A video secretly made inside an Amazon.com facility in the UK leads an expert on workplace stress to the conclusion that doing some jobs at Amazon could cause an “increased risk of mental illness and physical illness.”
The BBC had one of its reporters get a job, through an agency, at an Amazon distribution center. The new employee then video recorded what it was like to work there doing a job they call being a “picker.”
Adam Littler’s job is to retrieve items people purchase online from warehouse shelves, so they can be shipped.
A hand-held device tells Littler, 23, what the item is, and where it’s located in the building in Swansea, Wales that has 800,000 square feet of storage.
The scanner tracks his “picking” rate. Littler was told he faced disciplinary action if the rate fell too low.
With that kind of constant feedback, that means the employee needs to work faster; ultimately retrieving an item every 33 seconds, and walking up to 11 miles per shift.
Littler describes to the BBC what the job felt like to him.
“We are basically machines,” he says. “We are robots. We don’t think for ourselves.”
He then took the undercover video to Michael Marmot, a professor of Public Health at University College London and reportedly, an expert on workplace stress.

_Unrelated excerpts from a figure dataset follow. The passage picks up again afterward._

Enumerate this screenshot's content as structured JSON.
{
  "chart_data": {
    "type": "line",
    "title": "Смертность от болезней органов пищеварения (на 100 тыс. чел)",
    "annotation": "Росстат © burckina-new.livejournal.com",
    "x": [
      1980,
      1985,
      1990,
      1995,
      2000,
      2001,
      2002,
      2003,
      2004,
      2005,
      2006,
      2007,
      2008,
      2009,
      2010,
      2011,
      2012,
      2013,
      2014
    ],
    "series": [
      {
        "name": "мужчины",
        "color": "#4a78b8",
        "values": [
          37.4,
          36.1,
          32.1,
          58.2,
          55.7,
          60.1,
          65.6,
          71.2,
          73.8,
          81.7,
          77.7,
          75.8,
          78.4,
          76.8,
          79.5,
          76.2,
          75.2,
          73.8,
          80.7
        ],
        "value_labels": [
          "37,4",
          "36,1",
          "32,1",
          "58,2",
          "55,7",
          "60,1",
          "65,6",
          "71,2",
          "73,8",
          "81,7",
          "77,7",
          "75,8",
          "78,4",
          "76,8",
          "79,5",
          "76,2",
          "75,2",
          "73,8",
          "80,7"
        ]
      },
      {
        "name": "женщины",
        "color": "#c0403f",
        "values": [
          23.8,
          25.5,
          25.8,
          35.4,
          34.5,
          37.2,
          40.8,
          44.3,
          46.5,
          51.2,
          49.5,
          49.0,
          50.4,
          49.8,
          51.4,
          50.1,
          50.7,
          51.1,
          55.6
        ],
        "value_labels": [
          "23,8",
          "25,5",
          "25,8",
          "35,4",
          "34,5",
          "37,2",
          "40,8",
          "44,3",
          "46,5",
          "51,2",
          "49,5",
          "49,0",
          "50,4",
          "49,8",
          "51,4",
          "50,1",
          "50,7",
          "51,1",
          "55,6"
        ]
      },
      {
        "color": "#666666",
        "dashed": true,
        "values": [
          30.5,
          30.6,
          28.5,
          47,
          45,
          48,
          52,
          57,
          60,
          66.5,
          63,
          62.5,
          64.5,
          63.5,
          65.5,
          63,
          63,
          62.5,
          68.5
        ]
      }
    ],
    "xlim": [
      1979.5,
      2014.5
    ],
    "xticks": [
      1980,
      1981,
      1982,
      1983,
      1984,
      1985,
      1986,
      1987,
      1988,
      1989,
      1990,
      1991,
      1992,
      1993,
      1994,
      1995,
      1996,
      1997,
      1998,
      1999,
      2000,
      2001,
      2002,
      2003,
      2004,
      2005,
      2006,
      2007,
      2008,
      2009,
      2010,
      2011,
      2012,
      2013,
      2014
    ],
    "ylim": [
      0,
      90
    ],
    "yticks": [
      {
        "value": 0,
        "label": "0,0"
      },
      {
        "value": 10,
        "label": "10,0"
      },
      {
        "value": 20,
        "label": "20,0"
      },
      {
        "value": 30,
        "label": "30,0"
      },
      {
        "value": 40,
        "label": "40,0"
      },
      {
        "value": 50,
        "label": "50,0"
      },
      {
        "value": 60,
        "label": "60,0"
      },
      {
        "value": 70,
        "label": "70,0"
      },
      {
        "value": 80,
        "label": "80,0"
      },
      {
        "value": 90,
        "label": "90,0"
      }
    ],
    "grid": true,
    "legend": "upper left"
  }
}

“The characteristics of this type of job, the evidence shows, increase risk of mental illness and physical illness,” says Marmot.
Marmot didn’t expand on that claim to explain if he’s referring to a true mental illness – an altering of chemicals in the brain. He also didn’t say how working at Amazon leads to a physical illness.
In a statement, Amazon says, “We strongly refute the charge that Amazon exploits its employees in any way. The safety of our associates is our number one priority, and we adhere to all regulations and employment law.”
Amazon says recruits are warned some positions are physically demanding and it says some workers seek out those jobs because they enjoy the active nature of the work.
The company says productivity targets are set objectively, based on previous performance levels achieved by the workforce.
It also points out it has a “highly” favorable safety rating compared with companies in the same industry.